Wednesday, April 23, 2008


Some days back, I saw a Hindi movie, and returned highly disappointed. I was grumbling all the way home. Ironically, I had ‘chosen’ to watch this movie; no one had forced me to watch it. Moreover, I had decided to watch it, because, I wanted to unwind myself, recharge my batteries.
But, here I was – with a fresh load of stress … being let down, being disappointed!

The next morning, I was having a discussion with my friend, Mukesh, in my office, and the topic of the movie came up. “It’s a complete crap,” I commented, instinctively. Perhaps, to vent out my frustration, to unburden my load.

Mukesh hadn’t seen that movie. So, he responded to my comment with this story:

Once, a disciple went to his Master with a ‘gurudhakshina’ – an offering to one’s Guru. This disciple had completed the study under his Master, and was confident that there was nothing more to learn. So, he had gone to express his gratitude to his Master with the offering – some valuable things.

When the Master saw his disciple with expensive gifts, he said, “My son, I would rather be pleased, if you could offer me some dry leaves.”

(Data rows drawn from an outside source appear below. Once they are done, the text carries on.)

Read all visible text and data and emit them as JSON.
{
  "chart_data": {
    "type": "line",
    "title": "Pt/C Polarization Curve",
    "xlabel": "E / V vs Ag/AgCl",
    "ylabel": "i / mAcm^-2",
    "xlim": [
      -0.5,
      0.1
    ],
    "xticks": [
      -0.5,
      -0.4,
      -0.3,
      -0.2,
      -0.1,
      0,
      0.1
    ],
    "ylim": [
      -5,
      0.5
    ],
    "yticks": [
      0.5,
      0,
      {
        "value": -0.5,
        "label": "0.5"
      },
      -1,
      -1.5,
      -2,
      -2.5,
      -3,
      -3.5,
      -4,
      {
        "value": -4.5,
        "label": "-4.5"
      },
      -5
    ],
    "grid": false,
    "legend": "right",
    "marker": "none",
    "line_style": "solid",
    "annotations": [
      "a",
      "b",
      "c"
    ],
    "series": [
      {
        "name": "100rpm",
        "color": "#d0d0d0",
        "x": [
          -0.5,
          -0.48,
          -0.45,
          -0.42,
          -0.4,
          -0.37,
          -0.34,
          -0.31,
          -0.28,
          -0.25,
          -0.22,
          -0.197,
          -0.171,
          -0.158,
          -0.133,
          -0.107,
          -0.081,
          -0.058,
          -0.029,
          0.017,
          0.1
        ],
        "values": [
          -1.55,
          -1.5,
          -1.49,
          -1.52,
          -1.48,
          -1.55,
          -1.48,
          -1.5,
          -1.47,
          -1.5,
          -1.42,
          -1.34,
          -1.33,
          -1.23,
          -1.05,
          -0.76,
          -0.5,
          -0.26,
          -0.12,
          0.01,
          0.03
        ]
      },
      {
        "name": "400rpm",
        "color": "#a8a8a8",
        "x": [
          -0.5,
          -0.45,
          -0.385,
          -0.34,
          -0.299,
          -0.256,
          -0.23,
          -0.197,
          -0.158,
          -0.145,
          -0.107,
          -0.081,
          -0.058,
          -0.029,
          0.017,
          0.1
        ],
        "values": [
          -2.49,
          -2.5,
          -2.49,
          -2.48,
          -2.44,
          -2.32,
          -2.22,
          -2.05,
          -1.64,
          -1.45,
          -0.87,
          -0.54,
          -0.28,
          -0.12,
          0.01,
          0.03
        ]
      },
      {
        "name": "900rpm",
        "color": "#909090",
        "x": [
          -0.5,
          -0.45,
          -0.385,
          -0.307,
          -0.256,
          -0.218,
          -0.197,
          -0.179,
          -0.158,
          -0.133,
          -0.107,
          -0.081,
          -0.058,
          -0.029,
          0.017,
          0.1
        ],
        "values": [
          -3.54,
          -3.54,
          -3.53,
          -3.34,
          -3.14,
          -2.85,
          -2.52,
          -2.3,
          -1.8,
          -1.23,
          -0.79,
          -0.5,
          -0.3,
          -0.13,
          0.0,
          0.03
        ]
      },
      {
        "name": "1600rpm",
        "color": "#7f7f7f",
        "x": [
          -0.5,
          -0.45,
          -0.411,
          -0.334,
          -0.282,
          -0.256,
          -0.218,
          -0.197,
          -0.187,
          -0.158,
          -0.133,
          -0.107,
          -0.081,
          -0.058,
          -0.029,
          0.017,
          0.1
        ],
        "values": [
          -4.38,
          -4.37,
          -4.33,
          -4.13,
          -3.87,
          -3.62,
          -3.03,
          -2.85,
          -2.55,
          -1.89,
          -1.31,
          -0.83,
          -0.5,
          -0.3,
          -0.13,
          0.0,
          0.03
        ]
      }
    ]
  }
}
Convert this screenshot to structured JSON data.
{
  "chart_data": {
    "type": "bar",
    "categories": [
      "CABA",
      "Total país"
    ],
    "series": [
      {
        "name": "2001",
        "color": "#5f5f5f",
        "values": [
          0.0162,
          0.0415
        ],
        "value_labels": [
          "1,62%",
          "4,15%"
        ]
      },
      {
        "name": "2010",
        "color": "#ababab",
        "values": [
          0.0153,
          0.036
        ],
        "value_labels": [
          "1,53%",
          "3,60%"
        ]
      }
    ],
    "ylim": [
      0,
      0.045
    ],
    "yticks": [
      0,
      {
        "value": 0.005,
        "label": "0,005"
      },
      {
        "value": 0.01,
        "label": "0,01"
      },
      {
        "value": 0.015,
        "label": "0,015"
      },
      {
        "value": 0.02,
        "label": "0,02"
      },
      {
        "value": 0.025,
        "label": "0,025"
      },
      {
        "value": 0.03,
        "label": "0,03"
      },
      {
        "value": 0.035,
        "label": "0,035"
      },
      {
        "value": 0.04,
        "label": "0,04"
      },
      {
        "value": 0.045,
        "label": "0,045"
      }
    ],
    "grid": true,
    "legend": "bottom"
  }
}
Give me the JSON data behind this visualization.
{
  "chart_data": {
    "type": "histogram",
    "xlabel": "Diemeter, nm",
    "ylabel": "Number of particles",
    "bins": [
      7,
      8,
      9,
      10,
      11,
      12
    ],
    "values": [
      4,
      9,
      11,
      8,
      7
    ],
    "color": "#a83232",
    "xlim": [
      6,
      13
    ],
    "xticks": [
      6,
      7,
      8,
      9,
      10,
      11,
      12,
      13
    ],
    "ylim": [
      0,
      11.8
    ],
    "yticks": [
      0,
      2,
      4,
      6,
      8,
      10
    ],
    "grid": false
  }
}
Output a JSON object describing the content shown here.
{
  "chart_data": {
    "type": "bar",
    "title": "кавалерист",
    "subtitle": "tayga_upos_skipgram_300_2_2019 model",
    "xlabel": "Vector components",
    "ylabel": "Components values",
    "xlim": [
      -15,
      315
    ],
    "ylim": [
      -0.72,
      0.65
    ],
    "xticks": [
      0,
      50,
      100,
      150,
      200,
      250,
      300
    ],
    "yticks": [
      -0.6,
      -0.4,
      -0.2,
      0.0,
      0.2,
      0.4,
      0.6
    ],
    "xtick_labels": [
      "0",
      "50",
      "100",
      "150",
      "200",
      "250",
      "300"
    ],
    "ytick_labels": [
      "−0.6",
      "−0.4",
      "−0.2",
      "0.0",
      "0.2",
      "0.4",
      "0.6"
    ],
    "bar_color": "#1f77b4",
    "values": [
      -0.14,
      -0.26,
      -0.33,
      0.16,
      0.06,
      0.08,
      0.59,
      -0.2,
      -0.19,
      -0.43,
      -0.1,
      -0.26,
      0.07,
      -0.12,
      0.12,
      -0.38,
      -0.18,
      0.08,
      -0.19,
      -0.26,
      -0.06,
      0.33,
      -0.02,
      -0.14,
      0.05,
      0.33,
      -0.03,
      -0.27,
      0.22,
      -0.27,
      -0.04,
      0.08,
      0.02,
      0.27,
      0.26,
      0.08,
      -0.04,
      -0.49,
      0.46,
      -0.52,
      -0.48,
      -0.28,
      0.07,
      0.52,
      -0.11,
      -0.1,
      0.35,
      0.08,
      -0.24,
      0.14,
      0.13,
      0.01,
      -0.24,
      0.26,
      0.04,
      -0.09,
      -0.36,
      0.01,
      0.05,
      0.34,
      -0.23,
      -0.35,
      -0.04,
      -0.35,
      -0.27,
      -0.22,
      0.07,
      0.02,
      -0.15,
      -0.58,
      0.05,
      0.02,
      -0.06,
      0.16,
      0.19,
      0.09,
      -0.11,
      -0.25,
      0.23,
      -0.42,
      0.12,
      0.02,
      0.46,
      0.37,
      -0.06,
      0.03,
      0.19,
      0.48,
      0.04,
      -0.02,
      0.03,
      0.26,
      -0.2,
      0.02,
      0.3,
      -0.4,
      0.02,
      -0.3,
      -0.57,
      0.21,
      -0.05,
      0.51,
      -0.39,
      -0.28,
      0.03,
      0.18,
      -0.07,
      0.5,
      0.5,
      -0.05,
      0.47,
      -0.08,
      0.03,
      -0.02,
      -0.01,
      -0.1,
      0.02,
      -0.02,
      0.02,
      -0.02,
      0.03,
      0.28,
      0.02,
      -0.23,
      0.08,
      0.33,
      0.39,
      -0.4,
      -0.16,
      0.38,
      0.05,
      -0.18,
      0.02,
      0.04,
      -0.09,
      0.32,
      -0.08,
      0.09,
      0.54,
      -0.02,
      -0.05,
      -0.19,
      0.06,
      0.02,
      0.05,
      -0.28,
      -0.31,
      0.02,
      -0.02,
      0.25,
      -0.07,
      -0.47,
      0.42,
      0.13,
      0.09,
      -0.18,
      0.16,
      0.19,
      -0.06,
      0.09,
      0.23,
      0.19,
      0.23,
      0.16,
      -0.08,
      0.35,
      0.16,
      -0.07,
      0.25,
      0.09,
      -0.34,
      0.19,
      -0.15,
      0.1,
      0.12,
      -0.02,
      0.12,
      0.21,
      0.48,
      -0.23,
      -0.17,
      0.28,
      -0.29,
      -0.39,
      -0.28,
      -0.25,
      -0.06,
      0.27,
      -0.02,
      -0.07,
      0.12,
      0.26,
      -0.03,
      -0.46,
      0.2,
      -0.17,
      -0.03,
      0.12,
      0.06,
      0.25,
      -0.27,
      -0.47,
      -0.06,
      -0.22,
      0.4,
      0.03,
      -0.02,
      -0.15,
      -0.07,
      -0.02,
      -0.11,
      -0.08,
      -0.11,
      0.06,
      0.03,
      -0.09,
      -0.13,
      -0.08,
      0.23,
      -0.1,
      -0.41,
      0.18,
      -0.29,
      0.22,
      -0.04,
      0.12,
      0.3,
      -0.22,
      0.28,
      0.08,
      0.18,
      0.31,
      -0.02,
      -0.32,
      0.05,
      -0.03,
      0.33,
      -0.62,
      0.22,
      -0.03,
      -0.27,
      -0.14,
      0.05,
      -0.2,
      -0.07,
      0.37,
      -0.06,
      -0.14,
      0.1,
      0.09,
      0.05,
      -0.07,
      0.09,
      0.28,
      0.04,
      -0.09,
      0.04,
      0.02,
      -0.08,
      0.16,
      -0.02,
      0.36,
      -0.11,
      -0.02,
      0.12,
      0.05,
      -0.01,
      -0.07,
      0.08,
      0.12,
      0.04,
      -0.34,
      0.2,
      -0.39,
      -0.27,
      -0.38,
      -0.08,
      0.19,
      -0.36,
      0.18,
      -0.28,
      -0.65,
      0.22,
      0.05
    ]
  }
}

The disciple was surprised to hear this. “Of all the things in the world, my Master is asking for dry leaves!” he thought aloud, “What are they worth? What he wants them for?”

Nevertheless, now, the Master had expressed his wish, and there was no other way the disciple could think of to please his Master, and express his love and gratitude. So, he went to the nearest village to fetch some dry leaves. Soon, he could collect a bag full of dry leaves. He was quite happy, thinking about the fact that he was now able to please his Master. Just then, a villager saw him and asked, “You seem to be a stranger here. What is that your are carrying in your bag, from this village?”

“Just some dry leaves to offer to my Master,” the disciple replied.

“No, No. You cannot take them from here; they are very valuable to us,” reacted the villager. “We need them for fire – to cook our food, to warm our bodies, and to drive away the wild animals,” he added.

The disciple immediately emptied his bag, and moved toward another village in search of dry leaves. Here, too, he was able to collect a bag full of dry leaves. But, the same scene repeated. On his way back, the disciple encountered a villager, who said similar things, “You know, my friend, those dry leaves are very precious for us ... We use them as manure for our fields; they feed our crops, and the crops, in return, feed us. Please leave them behind.”

The disciple had no choice but to leave them behind. He tried his luck in one more village; but, the same-old scene repeated. Finally, he went back to his Master, empty-handed, and stood there -- heart-broken, and crest-fallen.

Seeing the plight of his disciple, the Master commented, “Now, my son, your study is completed. Come, bring to me the offering that you intended to make … I’ll accept it now.”

Mukesh did not inform me why he was telling me this story. Probably, he wanted me to extract something out of it, something out of those ‘dry leaves’.

I did.

Even ‘the crap things’ can be of value to us, if we can be less judgmental, about them … If we would view them with our ‘soft eyes’.

My wife had liked the movie, immensely!


P.S.: If you find this stuff all crap, or even an old hat, no problem. Please let me know. Even the so called ‘crap responses’ are of value, you see. Of course, I promise you that I shall read them less judgmentally, with my ‘soft eyes’!